The next step is to create the new MAC detection and registration VLANs on all switches which are managed by PacketFence.
Configuration without VoIP
You need to define that link up and link down traps are sent to the PacketFence host.
On Cisco Catalyst 2900XL switches for example, this can be done with the following commands
snmp-server enable traps snmp authentication linkdown linkup coldstart
snmp-server host <pf_ip> trap version 1 <community> snmp
If your switch supports port-security traps, packetfence-vlan is able to handle those too and you can, for example, configure a Cisco Catalyst 2960 switch with the following commands
snmp-server enable traps snmp authentication linkdown linkup coldstart
snmp-server enable traps port-security
snmp-server enable traps port-security trap-rate 1
snmp-server host <PF_IP> version 1 <community> port-security snmp
In addition, you need to configure every switch port on which you want to activate the port-security feature with
switchport port-security
switchport port-security violation restrict
Configuration with VoIP
In this case, you most probably have computers behind VoIP telephones. Therefore the link up and link down traps alone are not sufficient to determine when a computer is connected or disconnected. You'll need to activate the MAC notification traps for this.

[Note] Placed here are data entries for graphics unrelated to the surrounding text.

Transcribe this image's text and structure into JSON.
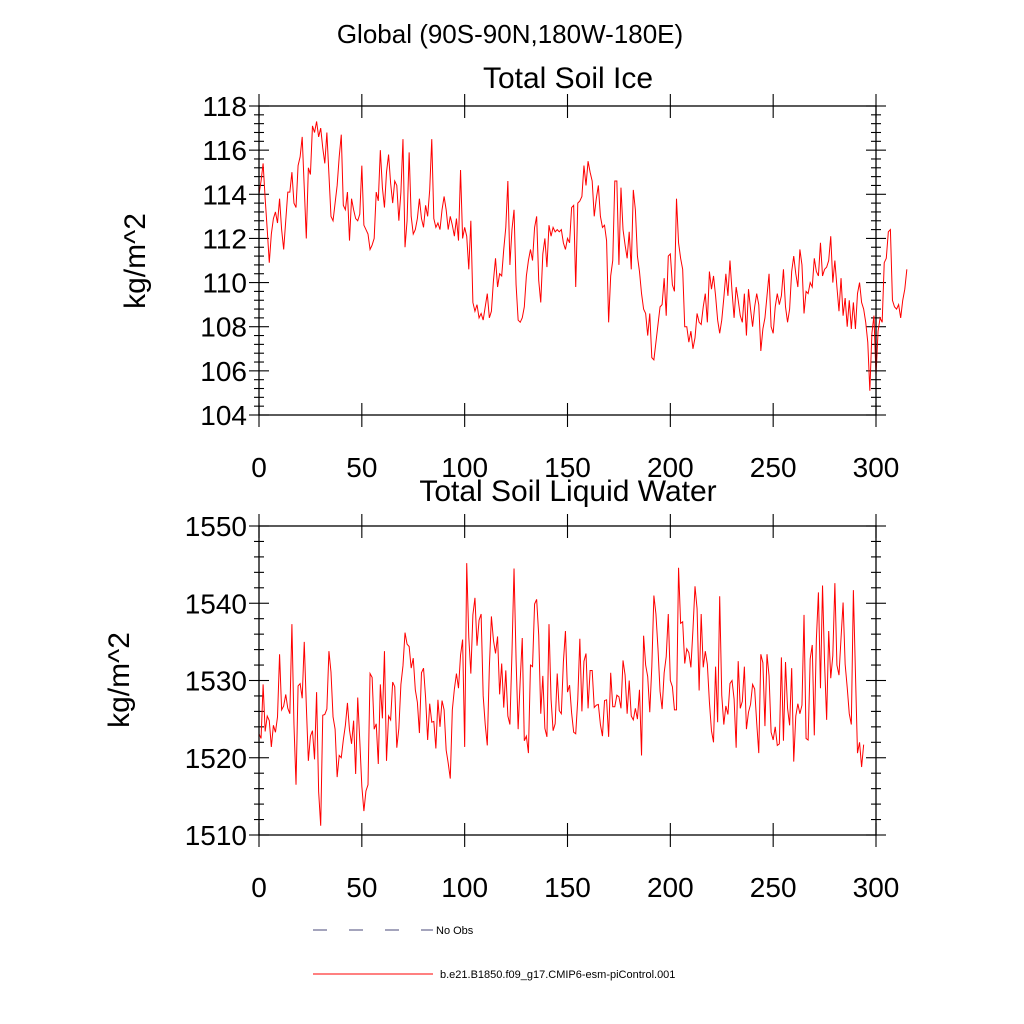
{
  "figure": {
    "suptitle": "Global (90S-90N,180W-180E)"
  },
  "chart_data": [
    {
      "type": "line",
      "title": "Total Soil Ice",
      "xlabel": "",
      "ylabel": "kg/m^2",
      "xlim": [
        0,
        300
      ],
      "ylim": [
        104,
        118
      ],
      "xticks": [
        0,
        50,
        100,
        150,
        200,
        250,
        300
      ],
      "yticks": [
        104,
        106,
        108,
        110,
        112,
        114,
        116,
        118
      ],
      "xtick_labels": [
        "0",
        "50",
        "100",
        "150",
        "200",
        "250",
        "300"
      ],
      "ytick_labels": [
        "104",
        "106",
        "108",
        "110",
        "112",
        "114",
        "116",
        "118"
      ],
      "grid": false,
      "series": [
        {
          "name": "b.e21.B1850.f09_g17.CMIP6-esm-piControl.001",
          "color": "#ff0000",
          "x_start": 0,
          "x_step": 1,
          "values": [
            114.0,
            114.6,
            115.4,
            113.8,
            112.4,
            110.9,
            112.2,
            112.9,
            113.2,
            112.7,
            113.8,
            112.4,
            111.5,
            112.8,
            114.1,
            114.1,
            115.0,
            113.6,
            113.4,
            115.3,
            115.7,
            116.6,
            114.3,
            112.0,
            115.2,
            114.9,
            117.1,
            116.8,
            117.3,
            116.6,
            117.0,
            116.1,
            115.4,
            116.8,
            114.9,
            113.0,
            112.8,
            113.6,
            114.4,
            115.7,
            116.7,
            113.5,
            113.3,
            114.1,
            111.9,
            113.8,
            113.3,
            112.9,
            112.8,
            113.1,
            115.3,
            112.6,
            112.4,
            112.2,
            111.5,
            111.7,
            112.0,
            114.1,
            113.7,
            116.0,
            114.3,
            113.4,
            115.0,
            115.8,
            114.5,
            113.6,
            114.6,
            114.4,
            112.8,
            114.1,
            116.5,
            111.6,
            112.8,
            115.9,
            113.0,
            112.2,
            112.4,
            112.9,
            113.8,
            112.9,
            112.5,
            113.5,
            113.0,
            114.2,
            116.5,
            112.9,
            112.5,
            112.7,
            112.4,
            113.3,
            113.9,
            113.3,
            112.4,
            113.0,
            112.6,
            112.1,
            112.9,
            111.9,
            115.1,
            112.0,
            112.5,
            112.1,
            110.6,
            112.8,
            109.1,
            108.7,
            109.0,
            108.4,
            108.6,
            108.3,
            108.9,
            109.5,
            108.4,
            108.7,
            110.1,
            111.1,
            109.8,
            110.4,
            110.3,
            111.5,
            112.5,
            114.6,
            110.8,
            112.4,
            113.3,
            109.9,
            108.3,
            108.2,
            108.4,
            108.9,
            110.3,
            111.0,
            111.5,
            111.0,
            112.5,
            113.0,
            110.1,
            109.1,
            111.3,
            112.0,
            110.7,
            112.6,
            112.1,
            112.5,
            112.3,
            112.4,
            112.3,
            112.4,
            111.8,
            111.5,
            112.0,
            111.8,
            113.4,
            113.5,
            109.8,
            113.6,
            113.7,
            113.9,
            115.3,
            114.4,
            115.5,
            115.0,
            114.6,
            113.0,
            113.8,
            114.4,
            113.0,
            112.5,
            112.6,
            111.9,
            108.2,
            110.3,
            111.0,
            114.6,
            114.6,
            110.8,
            114.3,
            112.4,
            111.7,
            111.1,
            112.3,
            110.6,
            114.2,
            113.3,
            111.2,
            110.5,
            109.5,
            108.8,
            108.6,
            107.6,
            108.6,
            106.6,
            106.5,
            107.3,
            108.1,
            108.9,
            109.0,
            110.2,
            108.5,
            111.2,
            111.3,
            109.9,
            109.6,
            113.8,
            111.8,
            111.1,
            110.6,
            108.0,
            108.0,
            107.3,
            107.8,
            107.0,
            107.5,
            108.6,
            108.2,
            108.1,
            108.9,
            109.5,
            108.2,
            110.5,
            109.7,
            110.3,
            109.4,
            108.3,
            107.7,
            108.3,
            109.3,
            110.4,
            109.4,
            111.0,
            109.6,
            108.4,
            109.8,
            109.2,
            108.5,
            108.2,
            109.5,
            107.6,
            109.7,
            108.8,
            108.0,
            108.9,
            109.5,
            109.0,
            106.9,
            107.9,
            108.4,
            109.4,
            110.4,
            108.0,
            107.7,
            108.9,
            109.5,
            109.0,
            109.4,
            110.6,
            108.9,
            108.2,
            108.8,
            110.5,
            111.2,
            110.4,
            109.8,
            111.5,
            110.8,
            108.6,
            109.6,
            109.5,
            110.0,
            109.8,
            111.1,
            110.5,
            110.3,
            111.8,
            110.3,
            110.6,
            110.7,
            111.0,
            112.1,
            110.0,
            111.0,
            109.8,
            108.7,
            110.2,
            108.5,
            109.3,
            108.0,
            109.2,
            107.9,
            109.1,
            107.9,
            109.5,
            110.0,
            109.1,
            108.8,
            108.2,
            107.3,
            105.1,
            107.7,
            108.5,
            105.8,
            107.8,
            108.4,
            108.2,
            110.9,
            111.1,
            112.3,
            112.4,
            109.2,
            108.9,
            108.8,
            109.0,
            108.4,
            109.2,
            109.7,
            110.6
          ]
        }
      ]
    },
    {
      "type": "line",
      "title": "Total Soil Liquid Water",
      "xlabel": "",
      "ylabel": "kg/m^2",
      "xlim": [
        0,
        300
      ],
      "ylim": [
        1510,
        1550
      ],
      "xticks": [
        0,
        50,
        100,
        150,
        200,
        250,
        300
      ],
      "yticks": [
        1510,
        1520,
        1530,
        1540,
        1550
      ],
      "xtick_labels": [
        "0",
        "50",
        "100",
        "150",
        "200",
        "250",
        "300"
      ],
      "ytick_labels": [
        "1510",
        "1520",
        "1530",
        "1540",
        "1550"
      ],
      "grid": false,
      "series": [
        {
          "name": "b.e21.B1850.f09_g17.CMIP6-esm-piControl.001",
          "color": "#ff0000",
          "x_start": 0,
          "x_step": 1,
          "values": [
            1523.1,
            1522.5,
            1529.5,
            1523.4,
            1525.4,
            1524.8,
            1521.4,
            1524.2,
            1523.3,
            1525.3,
            1533.4,
            1526.2,
            1526.7,
            1528.2,
            1526.4,
            1525.7,
            1537.3,
            1524.3,
            1516.5,
            1529.3,
            1529.6,
            1527.7,
            1535.0,
            1526.8,
            1519.6,
            1522.8,
            1523.5,
            1519.8,
            1528.5,
            1515.6,
            1511.2,
            1525.5,
            1525.6,
            1526.3,
            1533.8,
            1531.1,
            1525.3,
            1523.7,
            1517.5,
            1520.3,
            1520.0,
            1522.3,
            1524.2,
            1527.1,
            1523.6,
            1521.8,
            1524.8,
            1517.9,
            1527.8,
            1522.2,
            1516.3,
            1513.1,
            1515.7,
            1516.5,
            1530.9,
            1530.4,
            1523.7,
            1524.4,
            1519.2,
            1529.5,
            1525.1,
            1533.8,
            1519.6,
            1525.4,
            1524.9,
            1529.8,
            1529.2,
            1521.3,
            1523.8,
            1529.5,
            1531.9,
            1536.2,
            1534.7,
            1534.4,
            1531.6,
            1532.9,
            1528.8,
            1527.2,
            1523.2,
            1531.0,
            1531.6,
            1527.8,
            1522.3,
            1527.0,
            1524.6,
            1524.7,
            1521.2,
            1527.5,
            1524.0,
            1527.4,
            1526.2,
            1521.0,
            1519.3,
            1517.3,
            1526.2,
            1528.9,
            1530.9,
            1529.0,
            1533.3,
            1535.3,
            1521.4,
            1545.2,
            1535.6,
            1530.9,
            1538.5,
            1540.7,
            1534.5,
            1537.8,
            1538.6,
            1528.0,
            1524.3,
            1521.6,
            1531.7,
            1538.3,
            1535.2,
            1533.5,
            1535.7,
            1528.2,
            1532.2,
            1526.5,
            1531.3,
            1525.4,
            1524.3,
            1533.6,
            1544.5,
            1532.7,
            1523.7,
            1530.0,
            1535.5,
            1522.2,
            1522.8,
            1520.6,
            1532.0,
            1531.8,
            1539.9,
            1540.5,
            1535.9,
            1525.7,
            1530.6,
            1523.8,
            1522.7,
            1537.3,
            1527.6,
            1523.5,
            1524.4,
            1530.9,
            1526.1,
            1525.7,
            1532.4,
            1536.4,
            1528.5,
            1529.4,
            1525.8,
            1523.3,
            1523.1,
            1527.6,
            1535.4,
            1526.0,
            1532.5,
            1533.5,
            1526.4,
            1531.3,
            1531.3,
            1526.5,
            1526.8,
            1526.9,
            1524.3,
            1522.8,
            1527.4,
            1527.5,
            1522.7,
            1531.0,
            1526.6,
            1526.6,
            1528.1,
            1527.9,
            1526.4,
            1532.6,
            1530.7,
            1525.7,
            1530.0,
            1525.4,
            1524.9,
            1526.4,
            1525.0,
            1528.8,
            1520.3,
            1535.8,
            1532.0,
            1530.5,
            1525.9,
            1531.8,
            1541.0,
            1538.6,
            1534.1,
            1528.6,
            1526.3,
            1531.0,
            1533.1,
            1538.6,
            1530.0,
            1529.2,
            1526.2,
            1526.2,
            1544.6,
            1537.4,
            1537.6,
            1532.2,
            1534.1,
            1533.6,
            1531.7,
            1536.6,
            1542.2,
            1539.3,
            1528.7,
            1538.6,
            1531.7,
            1533.8,
            1532.1,
            1527.2,
            1523.5,
            1522.0,
            1531.8,
            1524.6,
            1540.9,
            1528.1,
            1524.3,
            1526.7,
            1525.6,
            1529.6,
            1530.0,
            1527.6,
            1521.3,
            1532.5,
            1526.4,
            1527.3,
            1531.8,
            1523.7,
            1525.9,
            1526.9,
            1529.5,
            1528.9,
            1524.5,
            1520.6,
            1533.4,
            1532.3,
            1524.1,
            1533.4,
            1530.6,
            1523.3,
            1522.3,
            1524.0,
            1521.6,
            1521.8,
            1533.0,
            1522.2,
            1532.4,
            1526.4,
            1524.2,
            1531.6,
            1519.5,
            1525.4,
            1527.0,
            1525.7,
            1526.8,
            1538.5,
            1522.5,
            1522.3,
            1532.8,
            1534.6,
            1522.9,
            1535.3,
            1541.4,
            1529.0,
            1542.3,
            1532.2,
            1524.9,
            1536.4,
            1530.3,
            1533.2,
            1542.6,
            1532.0,
            1530.7,
            1535.5,
            1540.1,
            1532.1,
            1529.1,
            1525.7,
            1524.3,
            1541.7,
            1531.0,
            1520.6,
            1522.0,
            1518.8,
            1521.7
          ]
        }
      ]
    }
  ],
  "legend": {
    "entries": [
      {
        "label": "No Obs",
        "color": "#4a4a7a",
        "style": "dashed"
      },
      {
        "label": "b.e21.B1850.f09_g17.CMIP6-esm-piControl.001",
        "color": "#ff0000",
        "style": "solid"
      }
    ]
  }
}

This can be done on Cisco switches at the switch level with the following commands
snmp-server enable traps mac-notification
snmp-server host <PF_IP> version 1 <community> mac-notification
mac-address-table notification interval 0
mac-address-table notification
In addition, you need to activate this feature on every switch port with
snmp trap mac-notification added
snmp trap mac-notification removed
Don't forget that in case you have activated port-security on one of these ports, you have to allow two MACs instead of only one.